Bagaimana “siapa yang terkena dampak” ditentukan
Untuk memahami siapa yang tercakup, mulailah dengan tiga pemeriksaan:
-
Siapa yang menyediakan layanan forex? Biasanya, aturan ESMA beroperasi melalui perusahaan teregulasi yang diberi otorisasi atau diawasi untuk layanan keuangan.
-
Apa yang ditawarkan? Aturan biasanya ditulis untuk jenis aktivitas tertentu, seperti menyediakan akses perdagangan forex kepada klien, bukan untuk setiap kemungkinan penggunaan forex dalam konteks apa pun.
-
Siapa kliennya? Banyak aturan perlindungan konsumen membedakan antara klien ritel dan klien profesional. Jika layanan hanya ditawarkan kepada klien profesional berdasarkan klasifikasi yang relevan, rangkaian aturan yang menyasar ritel mungkin tidak berlaku.
Jika Anda bekerja dengan sistem berbasis aturan (misalnya, strategi otomatis yang menghasilkan keputusan perdagangan), cakupan ESMA tidak ditentukan oleh algoritme itu sendiri. Sebaliknya, cakupan ditentukan oleh apakah sistem otomatis digunakan dalam layanan teregulasi yang ditawarkan oleh perusahaan, dan apakah layanan tersebut termasuk dalam definisi aturan forex.
Contoh pemeriksaan dan verifikasi
Gunakan verifikasi independen alih-alih asumsi:
- Identifikasi nama aturan spesifik atau referensi aturan yang Anda maksud dengan “aturan forex ESMA,” karena instrumen yang berbeda dapat membahas topik yang berbeda.
- Periksa apakah aturan mendefinisikan entitas yang tercakup (sering kali “perusahaan investasi” atau kategori serupa) dan kategori klien yang disyaratkan.
- Jika layanan ditawarkan melalui perantara, periksa entitas mana yang bertanggung jawab atas aktivitas teregulasi dan entitas mana yang melakukan penawaran kepada klien.
Cara praktis untuk memvalidasi keterterapan adalah dengan membandingkan skenario Anda dengan definisi aturan itu sendiri (penyedia, produk/aktivitas, dan jenis klien). Jika salah satu elemen ini tidak cocok, aturan tersebut mungkin tidak berlaku.

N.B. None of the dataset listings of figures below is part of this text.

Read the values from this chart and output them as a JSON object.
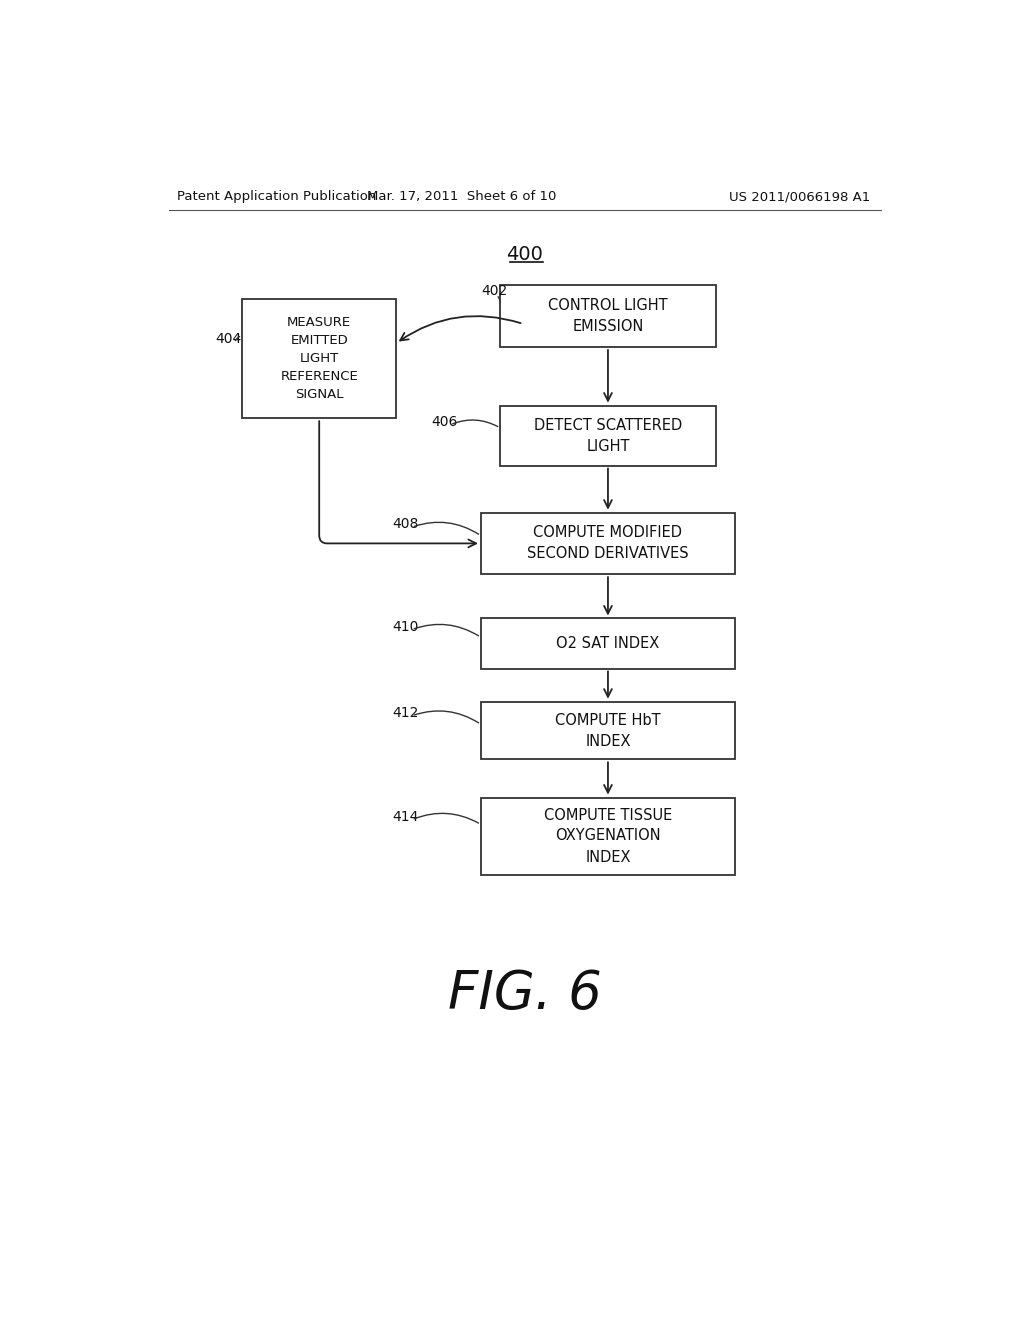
{
  "background_color": "#ffffff",
  "header_left": "Patent Application Publication",
  "header_center": "Mar. 17, 2011  Sheet 6 of 10",
  "header_right": "US 2011/0066198 A1",
  "figure_label": "FIG. 6",
  "diagram_label": "400"
}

Keterbatasan dan ketidakpastian
- “Aturan forex ESMA” bukanlah satu aturan universal tunggal; teks aturan yang berbeda dapat memiliki kriteria cakupan yang berbeda. Tanpa instrumen aturan yang tepat, Anda tidak dapat menyebutkan pihak yang terkena dampak secara konklusif.
- Cakupan hukum dapat bergantung pada bagaimana layanan distrukturkan (misalnya, apakah entitas adalah penyedia langsung, dan bagaimana klien diklasifikasikan).
- Penjelasan ini bersifat edukatif dan tidak memperhitungkan pengaturan individual, status lisensi, atau perubahan regulasi terkini.
Untuk kesimpulan tingkat perusahaan tentang apakah penyedia tertentu terkena dampak, konfirmasikan menggunakan teks aturan saat ini dan materi regulator yang sesuai dengan aturan persis yang Anda teliti.